A ball is thrown vertically downwards from a height of $20\text{m}$ with an initial velocity $v_0$. It collides with the ground, loses $50$ percent of its energy in collision and rebounds to the same height. The initial velocity $v_0$ is (Take $g=10{\text{ms}}^{-2})$

• A. $28{\text{ms}}^{-1}$
• B. $14{\text{ms}}^{-1}$
• C. $20{\text{ms}}^{-1}$
• D. $10{\text{ms}}^{-1}$

Answer 1

The correct option is C $20{\text{ms}}^{-1}$

The situation is shown in the figure.

Let $v$ be the velocity of the ball with which it collides with ground. Then according to the law of conservation of energy,
Gain in kinetic energy = loss in potential energy
i.e. $\frac{1}{2}m{v}^2-\frac{1}{2}m{v}_0^2=\text{mgh}$
(where $m$ is the mass of the ball)

$v^2-v_0^2=2gh....\left(i\right)$

Now, when the ball collides with the ground, $50\%$ of its energy is lost and it rebounds to the same height $h$.

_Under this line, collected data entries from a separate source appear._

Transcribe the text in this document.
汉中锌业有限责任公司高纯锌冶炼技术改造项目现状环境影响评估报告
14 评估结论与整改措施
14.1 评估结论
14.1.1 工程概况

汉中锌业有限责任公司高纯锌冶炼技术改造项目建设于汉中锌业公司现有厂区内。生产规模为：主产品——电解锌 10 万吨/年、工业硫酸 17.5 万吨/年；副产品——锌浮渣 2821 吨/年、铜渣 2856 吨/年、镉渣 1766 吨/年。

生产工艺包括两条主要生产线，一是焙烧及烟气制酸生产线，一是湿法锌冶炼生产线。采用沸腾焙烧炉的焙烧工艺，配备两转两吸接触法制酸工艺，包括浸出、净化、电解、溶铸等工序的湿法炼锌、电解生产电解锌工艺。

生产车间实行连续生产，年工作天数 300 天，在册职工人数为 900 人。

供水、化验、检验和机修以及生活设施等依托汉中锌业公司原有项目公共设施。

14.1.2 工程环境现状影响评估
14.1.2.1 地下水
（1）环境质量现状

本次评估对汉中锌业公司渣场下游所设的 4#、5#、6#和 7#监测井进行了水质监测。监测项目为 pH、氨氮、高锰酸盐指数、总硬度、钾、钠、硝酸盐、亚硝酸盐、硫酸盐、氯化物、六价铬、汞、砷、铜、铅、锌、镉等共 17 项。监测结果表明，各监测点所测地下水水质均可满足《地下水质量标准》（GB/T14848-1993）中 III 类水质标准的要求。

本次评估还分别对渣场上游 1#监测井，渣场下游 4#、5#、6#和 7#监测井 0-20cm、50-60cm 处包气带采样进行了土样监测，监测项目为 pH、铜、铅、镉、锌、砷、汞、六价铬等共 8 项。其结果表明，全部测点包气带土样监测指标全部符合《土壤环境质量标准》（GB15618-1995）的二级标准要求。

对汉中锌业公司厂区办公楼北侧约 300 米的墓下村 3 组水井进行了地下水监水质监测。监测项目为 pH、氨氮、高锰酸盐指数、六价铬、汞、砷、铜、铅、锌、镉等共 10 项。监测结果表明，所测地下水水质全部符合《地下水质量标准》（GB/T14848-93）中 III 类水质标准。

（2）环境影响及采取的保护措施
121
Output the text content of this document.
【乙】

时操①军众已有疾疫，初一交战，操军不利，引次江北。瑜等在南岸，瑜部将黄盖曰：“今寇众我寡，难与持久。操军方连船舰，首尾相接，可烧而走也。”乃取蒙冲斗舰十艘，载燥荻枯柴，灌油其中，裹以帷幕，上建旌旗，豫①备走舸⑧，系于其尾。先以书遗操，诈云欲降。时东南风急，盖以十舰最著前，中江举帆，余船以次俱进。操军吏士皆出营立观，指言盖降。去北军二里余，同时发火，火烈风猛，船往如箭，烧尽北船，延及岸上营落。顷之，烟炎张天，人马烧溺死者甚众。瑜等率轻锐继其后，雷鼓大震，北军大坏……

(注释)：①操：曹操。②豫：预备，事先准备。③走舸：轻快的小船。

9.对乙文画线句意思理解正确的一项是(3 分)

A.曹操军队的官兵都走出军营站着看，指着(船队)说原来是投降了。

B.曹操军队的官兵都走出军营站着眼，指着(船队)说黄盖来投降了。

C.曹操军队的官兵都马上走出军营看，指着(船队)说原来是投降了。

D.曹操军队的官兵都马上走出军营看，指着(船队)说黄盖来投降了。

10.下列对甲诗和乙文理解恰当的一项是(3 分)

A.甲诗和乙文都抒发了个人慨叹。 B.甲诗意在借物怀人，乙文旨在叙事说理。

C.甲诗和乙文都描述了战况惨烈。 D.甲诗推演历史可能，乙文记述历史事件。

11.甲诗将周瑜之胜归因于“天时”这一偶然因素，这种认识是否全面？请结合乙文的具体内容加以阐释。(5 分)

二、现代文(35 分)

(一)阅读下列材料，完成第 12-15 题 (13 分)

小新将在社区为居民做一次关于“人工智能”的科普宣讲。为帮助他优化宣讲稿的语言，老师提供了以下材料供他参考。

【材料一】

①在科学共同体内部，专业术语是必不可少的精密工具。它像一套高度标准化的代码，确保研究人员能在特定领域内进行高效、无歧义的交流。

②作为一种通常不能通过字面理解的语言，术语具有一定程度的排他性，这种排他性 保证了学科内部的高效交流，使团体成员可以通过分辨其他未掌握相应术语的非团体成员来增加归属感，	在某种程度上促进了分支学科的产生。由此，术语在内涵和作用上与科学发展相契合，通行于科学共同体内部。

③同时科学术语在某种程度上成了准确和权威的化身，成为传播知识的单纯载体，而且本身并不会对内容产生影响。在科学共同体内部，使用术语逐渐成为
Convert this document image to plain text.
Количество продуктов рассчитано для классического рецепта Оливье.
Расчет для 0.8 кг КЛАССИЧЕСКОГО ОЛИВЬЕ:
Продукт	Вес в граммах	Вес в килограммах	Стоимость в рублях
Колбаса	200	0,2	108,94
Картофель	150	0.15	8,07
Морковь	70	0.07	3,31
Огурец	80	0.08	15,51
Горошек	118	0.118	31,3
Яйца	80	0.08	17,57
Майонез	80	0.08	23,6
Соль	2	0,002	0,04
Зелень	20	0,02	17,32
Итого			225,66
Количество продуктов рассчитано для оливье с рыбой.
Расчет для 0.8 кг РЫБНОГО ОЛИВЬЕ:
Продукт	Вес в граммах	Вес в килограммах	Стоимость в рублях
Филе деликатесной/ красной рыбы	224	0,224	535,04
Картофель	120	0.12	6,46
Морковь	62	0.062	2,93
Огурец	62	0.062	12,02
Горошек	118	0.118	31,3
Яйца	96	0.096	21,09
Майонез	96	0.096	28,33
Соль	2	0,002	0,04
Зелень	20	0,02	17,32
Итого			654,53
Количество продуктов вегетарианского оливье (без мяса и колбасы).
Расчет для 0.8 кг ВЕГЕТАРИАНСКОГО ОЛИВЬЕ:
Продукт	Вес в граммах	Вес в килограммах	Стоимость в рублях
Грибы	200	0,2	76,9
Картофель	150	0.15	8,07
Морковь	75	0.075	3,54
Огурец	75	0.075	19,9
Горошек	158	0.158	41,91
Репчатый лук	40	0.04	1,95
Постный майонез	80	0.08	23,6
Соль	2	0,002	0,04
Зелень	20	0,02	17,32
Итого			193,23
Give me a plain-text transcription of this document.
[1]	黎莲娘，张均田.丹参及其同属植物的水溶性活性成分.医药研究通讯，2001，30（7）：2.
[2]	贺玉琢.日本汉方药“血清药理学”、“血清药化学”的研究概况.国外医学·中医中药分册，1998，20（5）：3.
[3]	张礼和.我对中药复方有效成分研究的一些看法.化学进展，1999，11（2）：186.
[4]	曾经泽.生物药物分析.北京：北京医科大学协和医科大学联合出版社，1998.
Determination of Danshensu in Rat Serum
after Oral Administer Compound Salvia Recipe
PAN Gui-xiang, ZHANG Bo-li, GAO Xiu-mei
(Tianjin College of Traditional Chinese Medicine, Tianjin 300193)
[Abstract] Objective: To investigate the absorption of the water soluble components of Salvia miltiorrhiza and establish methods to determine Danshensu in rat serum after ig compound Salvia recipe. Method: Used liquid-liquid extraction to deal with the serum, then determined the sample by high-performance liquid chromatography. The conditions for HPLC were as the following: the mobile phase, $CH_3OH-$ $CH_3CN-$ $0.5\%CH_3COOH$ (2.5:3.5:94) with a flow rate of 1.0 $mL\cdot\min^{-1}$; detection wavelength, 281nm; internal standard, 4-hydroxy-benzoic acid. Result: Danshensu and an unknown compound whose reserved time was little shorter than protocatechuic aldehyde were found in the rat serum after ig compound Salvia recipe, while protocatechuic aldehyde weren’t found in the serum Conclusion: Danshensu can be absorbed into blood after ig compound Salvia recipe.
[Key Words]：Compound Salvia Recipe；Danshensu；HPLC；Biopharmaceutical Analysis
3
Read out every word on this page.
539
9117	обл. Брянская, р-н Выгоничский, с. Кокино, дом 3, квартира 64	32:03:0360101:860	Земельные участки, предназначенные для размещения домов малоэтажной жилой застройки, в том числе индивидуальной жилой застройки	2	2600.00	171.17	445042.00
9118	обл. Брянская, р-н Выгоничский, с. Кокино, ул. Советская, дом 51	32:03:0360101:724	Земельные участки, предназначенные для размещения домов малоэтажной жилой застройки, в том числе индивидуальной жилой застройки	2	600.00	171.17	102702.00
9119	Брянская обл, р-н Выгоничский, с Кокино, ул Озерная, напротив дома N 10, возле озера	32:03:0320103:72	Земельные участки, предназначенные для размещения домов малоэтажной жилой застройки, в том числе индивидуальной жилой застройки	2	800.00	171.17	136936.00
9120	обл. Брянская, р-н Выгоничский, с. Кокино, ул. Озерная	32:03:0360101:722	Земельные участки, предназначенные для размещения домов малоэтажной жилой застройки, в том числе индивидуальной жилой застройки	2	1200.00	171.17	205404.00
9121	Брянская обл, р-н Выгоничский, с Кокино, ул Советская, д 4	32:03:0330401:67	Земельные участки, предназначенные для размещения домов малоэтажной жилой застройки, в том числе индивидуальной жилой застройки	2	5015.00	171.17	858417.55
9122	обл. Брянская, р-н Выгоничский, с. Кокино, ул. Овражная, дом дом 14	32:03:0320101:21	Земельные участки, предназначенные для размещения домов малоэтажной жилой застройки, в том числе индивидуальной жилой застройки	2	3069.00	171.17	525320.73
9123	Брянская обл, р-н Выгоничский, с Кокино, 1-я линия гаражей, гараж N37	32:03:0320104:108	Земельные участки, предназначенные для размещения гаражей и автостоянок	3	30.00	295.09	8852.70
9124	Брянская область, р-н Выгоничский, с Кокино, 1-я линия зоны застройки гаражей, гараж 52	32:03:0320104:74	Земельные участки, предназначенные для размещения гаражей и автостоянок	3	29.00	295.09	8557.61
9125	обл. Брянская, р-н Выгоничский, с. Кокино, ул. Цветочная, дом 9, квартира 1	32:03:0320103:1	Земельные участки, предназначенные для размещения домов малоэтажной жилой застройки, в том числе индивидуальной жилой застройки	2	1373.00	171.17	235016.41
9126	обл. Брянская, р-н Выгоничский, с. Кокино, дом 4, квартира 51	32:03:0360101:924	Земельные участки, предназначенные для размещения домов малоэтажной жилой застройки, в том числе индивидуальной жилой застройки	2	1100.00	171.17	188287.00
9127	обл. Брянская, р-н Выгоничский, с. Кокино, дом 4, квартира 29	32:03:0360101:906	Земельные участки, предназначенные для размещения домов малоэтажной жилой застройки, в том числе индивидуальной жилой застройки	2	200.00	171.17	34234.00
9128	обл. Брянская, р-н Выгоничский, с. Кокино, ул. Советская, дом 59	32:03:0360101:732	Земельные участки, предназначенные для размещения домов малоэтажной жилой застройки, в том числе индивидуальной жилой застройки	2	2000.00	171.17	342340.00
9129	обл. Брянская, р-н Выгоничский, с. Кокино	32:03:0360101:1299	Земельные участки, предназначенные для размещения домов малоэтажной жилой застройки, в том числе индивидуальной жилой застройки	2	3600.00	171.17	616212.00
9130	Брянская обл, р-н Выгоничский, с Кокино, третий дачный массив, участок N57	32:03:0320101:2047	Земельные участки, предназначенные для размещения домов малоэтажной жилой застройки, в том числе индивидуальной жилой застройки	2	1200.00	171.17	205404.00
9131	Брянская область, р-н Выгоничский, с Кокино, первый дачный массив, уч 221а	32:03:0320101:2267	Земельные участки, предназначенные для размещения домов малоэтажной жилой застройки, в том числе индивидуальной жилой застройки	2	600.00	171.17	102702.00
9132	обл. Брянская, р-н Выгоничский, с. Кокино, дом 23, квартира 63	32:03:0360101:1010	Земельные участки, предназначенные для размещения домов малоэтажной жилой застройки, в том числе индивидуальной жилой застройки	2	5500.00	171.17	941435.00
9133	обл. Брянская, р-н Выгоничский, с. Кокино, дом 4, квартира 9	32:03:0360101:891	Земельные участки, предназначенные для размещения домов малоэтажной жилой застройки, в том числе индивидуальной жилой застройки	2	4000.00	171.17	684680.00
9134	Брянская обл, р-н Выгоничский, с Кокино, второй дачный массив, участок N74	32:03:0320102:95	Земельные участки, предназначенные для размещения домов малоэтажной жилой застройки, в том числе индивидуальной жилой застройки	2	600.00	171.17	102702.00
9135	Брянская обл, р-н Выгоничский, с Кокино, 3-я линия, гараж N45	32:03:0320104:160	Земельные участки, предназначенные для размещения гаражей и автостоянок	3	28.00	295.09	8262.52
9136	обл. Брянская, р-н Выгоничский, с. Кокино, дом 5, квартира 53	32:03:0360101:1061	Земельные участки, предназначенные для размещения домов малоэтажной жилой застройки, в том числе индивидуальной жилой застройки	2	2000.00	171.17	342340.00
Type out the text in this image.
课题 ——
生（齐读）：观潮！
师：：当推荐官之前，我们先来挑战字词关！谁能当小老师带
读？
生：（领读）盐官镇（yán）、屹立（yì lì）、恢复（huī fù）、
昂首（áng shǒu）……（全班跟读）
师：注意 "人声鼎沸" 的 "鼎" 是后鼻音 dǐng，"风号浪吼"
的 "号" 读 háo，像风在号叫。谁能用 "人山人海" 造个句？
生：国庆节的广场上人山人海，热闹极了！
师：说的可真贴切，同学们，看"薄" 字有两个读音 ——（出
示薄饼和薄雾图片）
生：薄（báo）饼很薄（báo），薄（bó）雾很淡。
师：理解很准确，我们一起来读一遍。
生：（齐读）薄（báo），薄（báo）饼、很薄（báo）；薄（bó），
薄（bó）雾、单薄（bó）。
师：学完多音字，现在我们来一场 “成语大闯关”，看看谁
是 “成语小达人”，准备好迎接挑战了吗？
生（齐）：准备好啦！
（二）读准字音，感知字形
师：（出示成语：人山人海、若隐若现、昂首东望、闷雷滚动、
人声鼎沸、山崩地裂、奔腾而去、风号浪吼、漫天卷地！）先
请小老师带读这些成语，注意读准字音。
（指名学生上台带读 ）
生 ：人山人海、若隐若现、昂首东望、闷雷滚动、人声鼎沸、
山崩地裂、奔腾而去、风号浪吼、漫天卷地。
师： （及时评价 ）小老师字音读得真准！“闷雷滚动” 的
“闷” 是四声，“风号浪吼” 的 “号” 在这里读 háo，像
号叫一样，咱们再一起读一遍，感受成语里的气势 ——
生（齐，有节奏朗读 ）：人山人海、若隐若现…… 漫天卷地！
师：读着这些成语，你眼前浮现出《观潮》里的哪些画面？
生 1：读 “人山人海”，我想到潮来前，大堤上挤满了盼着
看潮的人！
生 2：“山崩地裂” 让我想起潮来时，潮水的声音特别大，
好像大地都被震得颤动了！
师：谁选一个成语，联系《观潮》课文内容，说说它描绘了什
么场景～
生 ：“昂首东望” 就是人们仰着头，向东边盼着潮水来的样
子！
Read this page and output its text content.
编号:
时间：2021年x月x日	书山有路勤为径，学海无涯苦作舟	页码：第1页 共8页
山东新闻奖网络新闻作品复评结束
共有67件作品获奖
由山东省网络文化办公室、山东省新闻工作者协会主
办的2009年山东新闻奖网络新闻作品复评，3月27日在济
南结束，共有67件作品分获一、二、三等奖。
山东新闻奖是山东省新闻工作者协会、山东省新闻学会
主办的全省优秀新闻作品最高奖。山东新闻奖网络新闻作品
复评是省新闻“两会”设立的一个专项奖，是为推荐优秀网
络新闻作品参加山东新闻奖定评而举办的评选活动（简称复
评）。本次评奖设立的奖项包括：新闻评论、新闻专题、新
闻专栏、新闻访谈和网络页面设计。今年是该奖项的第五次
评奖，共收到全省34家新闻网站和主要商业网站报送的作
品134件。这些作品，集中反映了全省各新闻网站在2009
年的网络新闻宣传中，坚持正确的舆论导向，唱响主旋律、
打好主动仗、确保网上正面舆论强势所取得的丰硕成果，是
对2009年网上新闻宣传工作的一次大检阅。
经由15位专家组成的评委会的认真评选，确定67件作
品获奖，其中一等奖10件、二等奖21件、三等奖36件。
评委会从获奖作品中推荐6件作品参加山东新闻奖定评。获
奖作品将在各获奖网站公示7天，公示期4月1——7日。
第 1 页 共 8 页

$\therefore \frac{50}{100}\left(\frac{1}{2}m{v}^2\right)=\text{mgh}$
$\frac{1}{4}{v}^2=gh$
$v^2=4gh$

Now,
$v_0^2=4gh-2gh=2gh$
$v_0=\sqrt{2gh}$

Here, $g=10{\text{ms}}^{-2}$ and $h=20\text{m}$
$\therefore v_0=\sqrt{2\left(10{\text{ms}}^{-2}\right)\left(20\text{m}\right)}=20{\text{ms}}^{-1}$